Wednesday, June 8, 2011

Toying With Eyes Wide Open.

Pretty little bitch strutting with utmost confidence that the world is on the side which has been agreed upon to be favored. It isn't fair but what does fairness and justice or even the mention of equality has got to do with any of this. It's downright discrimination of taste, gender and coloration. The Eiffel tower may have it's pride so does the Pisa, with it's lean. Rome had been beautiful despite the random cursed money sucking bastards whom I release curses aplenty. The buildings, street, people and even the weather has a strange Italian-likeness towards the whole effect of the scene. One can perhaps see love in the air by the Trevi fountain. Gorgeous it was. There is a but, and the but isn't of the greatest. How silly can the mind be toyed around with forces of the unseen, like a web preys it's victims for the spider. It's temptation. It's lust. It's pride, it's everything of the seven, even  sloth. O when can I go to finally rid the pain of enlightenment? It's when you know that knowing takes the joy from you. That's why fools come with the saying ignorance of highest bliss. My stars remain untapped. The crab shakes and flakes, side-stepping away life, or the waters of emotions, all in attempt to be happy. Happiness comes to them unworthy, positivity as plastics. Feel the condemnation of life and lift noses in proud feelings that's when happiness warmly greets. Screw the yard behind and fuck the world in front that's when happiness embraces self.
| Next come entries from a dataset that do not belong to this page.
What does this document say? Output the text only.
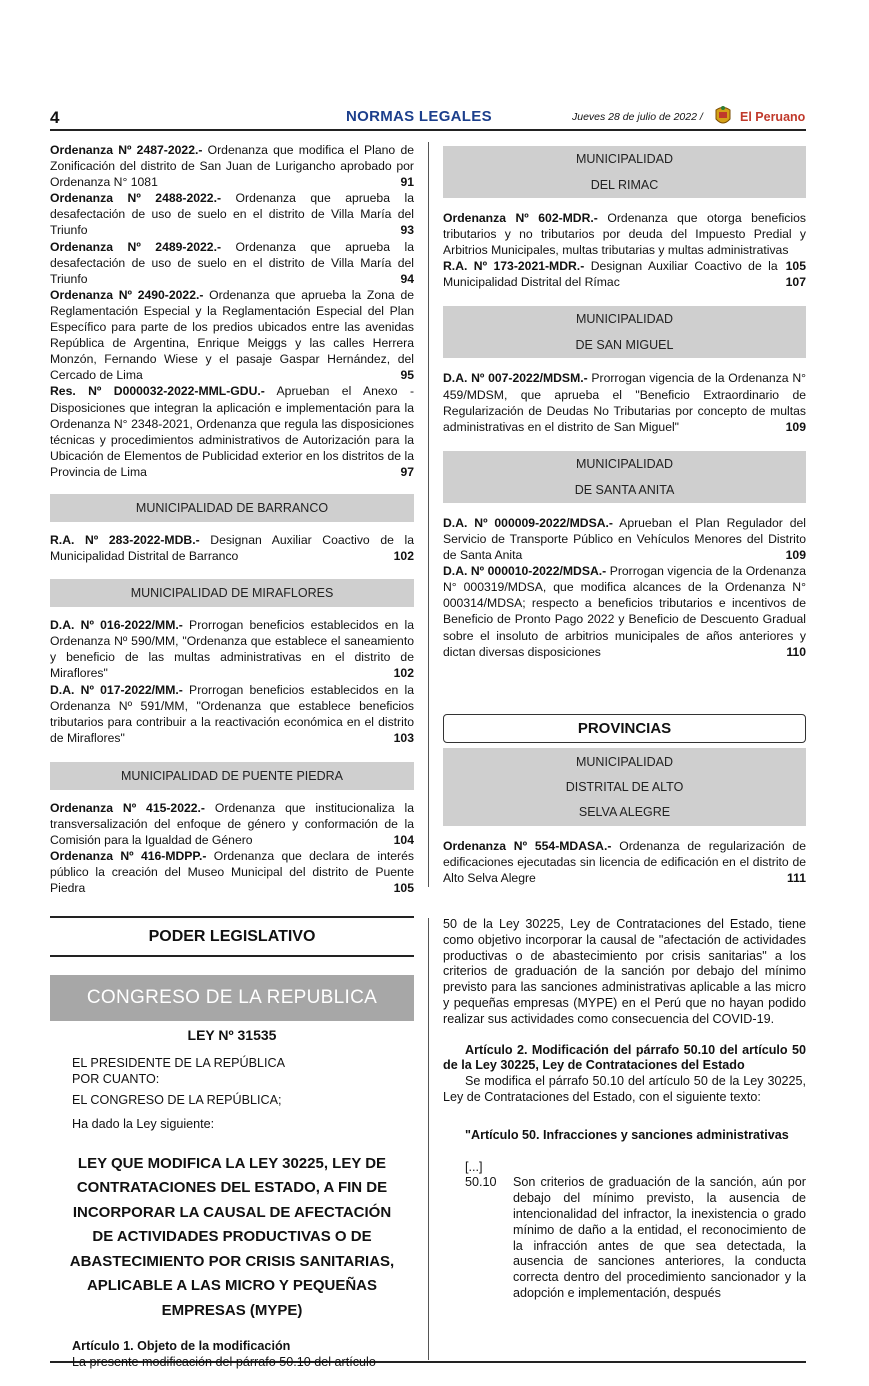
4	NORMAS LEGALES	Jueves 28 de julio de 2022 /	El Peruano
Ordenanza Nº 2487-2022.- Ordenanza que modifica el Plano de Zonificación del distrito de San Juan de Lurigancho aprobado por Ordenanza N° 1081	91
Ordenanza Nº 2488-2022.- Ordenanza que aprueba la desafectación de uso de suelo en el distrito de Villa María del Triunfo	93
Ordenanza Nº 2489-2022.- Ordenanza que aprueba la desafectación de uso de suelo en el distrito de Villa María del Triunfo	94
Ordenanza Nº 2490-2022.- Ordenanza que aprueba la Zona de Reglamentación Especial y la Reglamentación Especial del Plan Específico para parte de los predios ubicados entre las avenidas República de Argentina, Enrique Meiggs y las calles Herrera Monzón, Fernando Wiese y el pasaje Gaspar Hernández, del Cercado de Lima	95
Res. Nº D000032-2022-MML-GDU.- Aprueban el Anexo - Disposiciones que integran la aplicación e implementación para la Ordenanza N° 2348-2021, Ordenanza que regula las disposiciones técnicas y procedimientos administrativos de Autorización para la Ubicación de Elementos de Publicidad exterior en los distritos de la Provincia de Lima	97
MUNICIPALIDAD DE BARRANCO
R.A. Nº 283-2022-MDB.- Designan Auxiliar Coactivo de la Municipalidad Distrital de Barranco	102
MUNICIPALIDAD DE MIRAFLORES
D.A. Nº 016-2022/MM.- Prorrogan beneficios establecidos en la Ordenanza Nº 590/MM, "Ordenanza que establece el saneamiento y beneficio de las multas administrativas en el distrito de Miraflores"	102
D.A. Nº 017-2022/MM.- Prorrogan beneficios establecidos en la Ordenanza Nº 591/MM, "Ordenanza que establece beneficios tributarios para contribuir a la reactivación económica en el distrito de Miraflores"	103
MUNICIPALIDAD DE PUENTE PIEDRA
Ordenanza Nº 415-2022.- Ordenanza que institucionaliza la transversalización del enfoque de género y conformación de la Comisión para la Igualdad de Género	104
Ordenanza Nº 416-MDPP.- Ordenanza que declara de interés público la creación del Museo Municipal del distrito de Puente Piedra	105
MUNICIPALIDAD
DEL RIMAC
Ordenanza Nº 602-MDR.- Ordenanza que otorga beneficios tributarios y no tributarios por deuda del Impuesto Predial y Arbitrios Municipales, multas tributarias y multas administrativas
105
R.A. Nº 173-2021-MDR.- Designan Auxiliar Coactivo de la Municipalidad Distrital del Rímac	107
MUNICIPALIDAD
DE SAN MIGUEL
D.A. Nº 007-2022/MDSM.- Prorrogan vigencia de la Ordenanza N° 459/MDSM, que aprueba el "Beneficio Extraordinario de Regularización de Deudas No Tributarias por concepto de multas administrativas en el distrito de San Miguel"	109
MUNICIPALIDAD
DE SANTA ANITA
D.A. Nº 000009-2022/MDSA.- Aprueban el Plan Regulador del Servicio de Transporte Público en Vehículos Menores del Distrito de Santa Anita	109
D.A. Nº 000010-2022/MDSA.- Prorrogan vigencia de la Ordenanza N° 000319/MDSA, que modifica alcances de la Ordenanza N° 000314/MDSA; respecto a beneficios tributarios e incentivos de Beneficio de Pronto Pago 2022 y Beneficio de Descuento Gradual sobre el insoluto de arbitrios municipales de años anteriores y dictan diversas disposiciones	110
PROVINCIAS
MUNICIPALIDAD
DISTRITAL DE ALTO
SELVA ALEGRE
Ordenanza Nº 554-MDASA.- Ordenanza de regularización de edificaciones ejecutadas sin licencia de edificación en el distrito de Alto Selva Alegre	111
PODER LEGISLATIVO
CONGRESO DE LA REPUBLICA
LEY Nº 31535
EL PRESIDENTE DE LA REPÚBLICA
POR CUANTO:
EL CONGRESO DE LA REPÚBLICA;
Ha dado la Ley siguiente:
LEY QUE MODIFICA LA LEY 30225, LEY DE CONTRATACIONES DEL ESTADO, A FIN DE INCORPORAR LA CAUSAL DE AFECTACIÓN DE ACTIVIDADES PRODUCTIVAS O DE ABASTECIMIENTO POR CRISIS SANITARIAS, APLICABLE A LAS MICRO Y PEQUEÑAS EMPRESAS (MYPE)
Artículo 1. Objeto de la modificación
La presente modificación del párrafo 50.10 del artículo
50 de la Ley 30225, Ley de Contrataciones del Estado, tiene como objetivo incorporar la causal de "afectación de actividades productivas o de abastecimiento por crisis sanitarias" a los criterios de graduación de la sanción por debajo del mínimo previsto para las sanciones administrativas aplicable a las micro y pequeñas empresas (MYPE) en el Perú que no hayan podido realizar sus actividades como consecuencia del COVID-19.
Artículo 2. Modificación del párrafo 50.10 del artículo 50 de la Ley 30225, Ley de Contrataciones del Estado
Se modifica el párrafo 50.10 del artículo 50 de la Ley 30225, Ley de Contrataciones del Estado, con el siguiente texto:
"Artículo 50. Infracciones y sanciones administrativas
[...]
50.10	Son criterios de graduación de la sanción, aún por debajo del mínimo previsto, la ausencia de intencionalidad del infractor, la inexistencia o grado mínimo de daño a la entidad, el reconocimiento de la infracción antes de que sea detectada, la ausencia de sanciones anteriores, la conducta correcta dentro del procedimiento sancionador y la adopción e implementación, después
Nothing more have I to say but to hell with everything that causes misery. I am myself being me and how much I wish to fucking change that, it remains, once more; untapped. So shall I have to live with me, getting used to the idea of him in the mirror and the her of his heart. Side-stepped, looking side, being a pessimistic skeptic. Yet, being me, knowing her, knowing him, tears shall fall at the end of each day. Tears hold the world of sorrow in each drop; happiness mirroring sorrow's effort of hurt. I let my sorrowful world fall every night. My sorrowful happy-sometimes world to fall in the abyss of nothingness to let peace take control. Rabbit hole, and a missing father. My wide eyes, open with acceptance of being toyed by the world's end.